Hacker News new | ask | show | jobs
by burntsushi 1888 days ago
I think using an alphabet of length 4 is probably a specialized enough use case that it deserves its own analysis from whole cloth if your goal is maximal performance.

I work on text search where the alphabet size is 256. If someone told me to work on text search where the alphabet size is 4, a lot of what I'd do would change, starting with my benchmark inputs.

So I kind of think responding to general claims about substring performance with, "well in DNA searching..." is kind of reframing the discussion to a specialized use case with very different priors. That is, I'm not sure anyone ever said running BM on DNA was a good idea. But maybe it's convenient, so that's what folks do. :-)

1 comments

I don't think your comment your comment is a fitting response as I clearly stated this is about the general, theoretical stance, where you can't make assumptions about either the alphabet, nor the text.

As I recognized, introducing assumptions of course opens possibilities for doing things differently.
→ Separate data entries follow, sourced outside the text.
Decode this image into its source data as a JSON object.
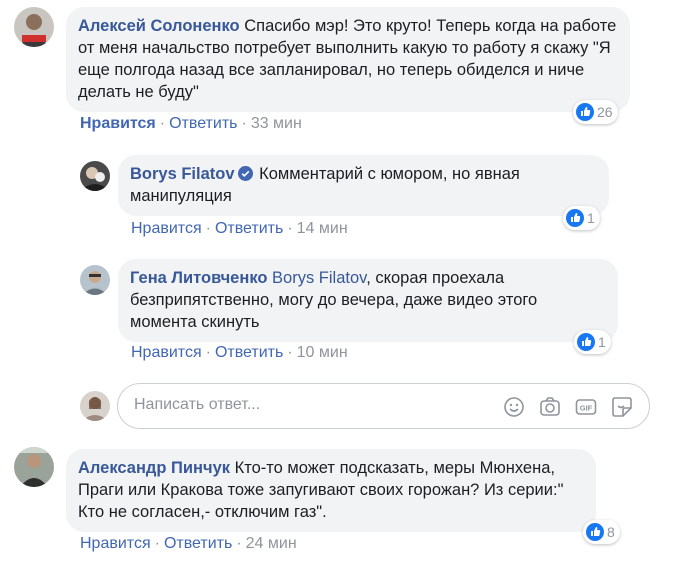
{
  "comments": [
    {
      "author": "Алексей Солоненко",
      "text": "Спасибо мэр! Это круто! Теперь когда на работе от меня начальство потребует выполнить какую то работу я скажу \"Я еще полгода назад все запланировал, но теперь обиделся и ниче делать не буду\"",
      "like_label": "Нравится",
      "reply_label": "Ответить",
      "time": "33 мин",
      "reactions": "26"
    },
    {
      "author": "Borys Filatov",
      "verified": true,
      "text": "Комментарий с юмором, но явная манипуляция",
      "like_label": "Нравится",
      "reply_label": "Ответить",
      "time": "14 мин",
      "reactions": "1"
    },
    {
      "author": "Гена Литовченко",
      "mention": "Borys Filatov",
      "text": ", скорая проехала безприпятственно, могу до вечера, даже видео этого момента скинуть",
      "like_label": "Нравится",
      "reply_label": "Ответить",
      "time": "10 мин",
      "reactions": "1"
    },
    {
      "author": "Александр Пинчук",
      "text": "Кто-то может подсказать, меры Мюнхена, Праги или Кракова тоже запугивают своих горожан? Из серии:\" Кто не согласен,- отключим газ\".",
      "like_label": "Нравится",
      "reply_label": "Ответить",
      "time": "24 мин",
      "reactions": "8"
    }
  ],
  "reply_input": {
    "placeholder": "Написать ответ..."
  },
  "separator": "·",
  "icons": [
    "verified-badge-icon",
    "like-reaction-icon",
    "emoji-icon",
    "camera-icon",
    "gif-icon",
    "sticker-icon"
  ],
  "colors": {
    "link": "#385898",
    "action": "#4267b2",
    "muted": "#90949c",
    "bubble": "#f2f3f5",
    "like": "#1877f2"
  }
}
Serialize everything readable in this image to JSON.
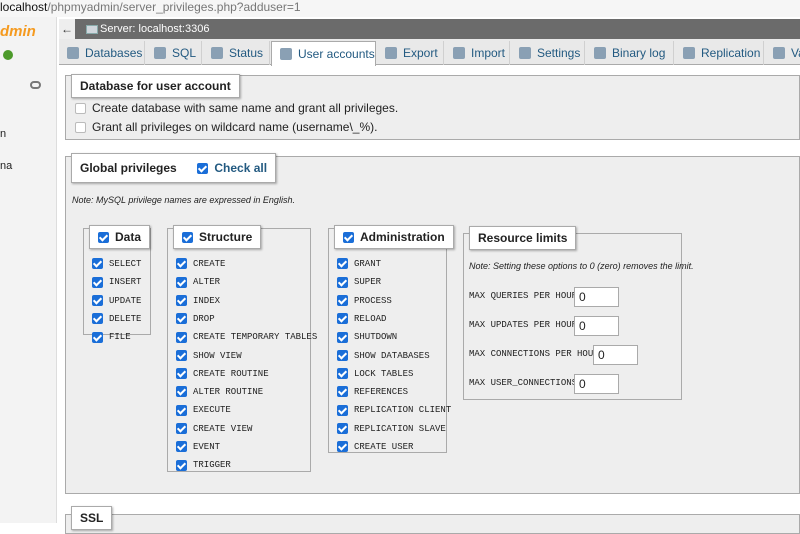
{
  "address_bar": {
    "host": "localhost",
    "path": "/phpmyadmin/server_privileges.php?adduser=1"
  },
  "sidebar": {
    "logo_text": "dmin",
    "item_1": "n",
    "item_2": "na"
  },
  "server_bar": {
    "back": "←",
    "label": "Server: localhost:3306"
  },
  "tabs": [
    {
      "label": "Databases",
      "icon": "database-icon"
    },
    {
      "label": "SQL",
      "icon": "sql-icon"
    },
    {
      "label": "Status",
      "icon": "status-icon"
    },
    {
      "label": "User accounts",
      "icon": "users-icon"
    },
    {
      "label": "Export",
      "icon": "export-icon"
    },
    {
      "label": "Import",
      "icon": "import-icon"
    },
    {
      "label": "Settings",
      "icon": "wrench-icon"
    },
    {
      "label": "Binary log",
      "icon": "binlog-icon"
    },
    {
      "label": "Replication",
      "icon": "replication-icon"
    },
    {
      "label": "Va",
      "icon": "variables-icon"
    }
  ],
  "db_for_user": {
    "legend": "Database for user account",
    "options": [
      "Create database with same name and grant all privileges.",
      "Grant all privileges on wildcard name (username\\_%)."
    ]
  },
  "global_privileges": {
    "legend": "Global privileges",
    "check_all": "Check all",
    "note": "Note: MySQL privilege names are expressed in English."
  },
  "data_group": {
    "legend": "Data",
    "items": [
      "SELECT",
      "INSERT",
      "UPDATE",
      "DELETE",
      "FILE"
    ]
  },
  "structure_group": {
    "legend": "Structure",
    "items": [
      "CREATE",
      "ALTER",
      "INDEX",
      "DROP",
      "CREATE TEMPORARY TABLES",
      "SHOW VIEW",
      "CREATE ROUTINE",
      "ALTER ROUTINE",
      "EXECUTE",
      "CREATE VIEW",
      "EVENT",
      "TRIGGER"
    ]
  },
  "admin_group": {
    "legend": "Administration",
    "items": [
      "GRANT",
      "SUPER",
      "PROCESS",
      "RELOAD",
      "SHUTDOWN",
      "SHOW DATABASES",
      "LOCK TABLES",
      "REFERENCES",
      "REPLICATION CLIENT",
      "REPLICATION SLAVE",
      "CREATE USER"
    ]
  },
  "resource_limits": {
    "legend": "Resource limits",
    "note": "Note: Setting these options to 0 (zero) removes the limit.",
    "rows": [
      {
        "label": "MAX QUERIES PER HOUR",
        "value": "0"
      },
      {
        "label": "MAX UPDATES PER HOUR",
        "value": "0"
      },
      {
        "label": "MAX CONNECTIONS PER HOUR",
        "value": "0"
      },
      {
        "label": "MAX USER_CONNECTIONS",
        "value": "0"
      }
    ]
  },
  "ssl": {
    "legend": "SSL"
  },
  "colors": {
    "link": "#235a81",
    "checkbox": "#1a6ed8",
    "panel_bg": "#eeeeee"
  }
}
I was using the DNA example, because bioinformatics is where a lot of people learn about BMA, because the math is easy there and we are not tempted to make assumptions about the text, even tho it's not random. For most bioinfo applications the alphabet is not four letters, but e.g. the amino acid alphabet, or having additional sequence information included.

In bioinfo practice the naive algorithm often performs competitive against BMA if you optimize for hardware assumptions. Branch prediction is a bitch for BMA.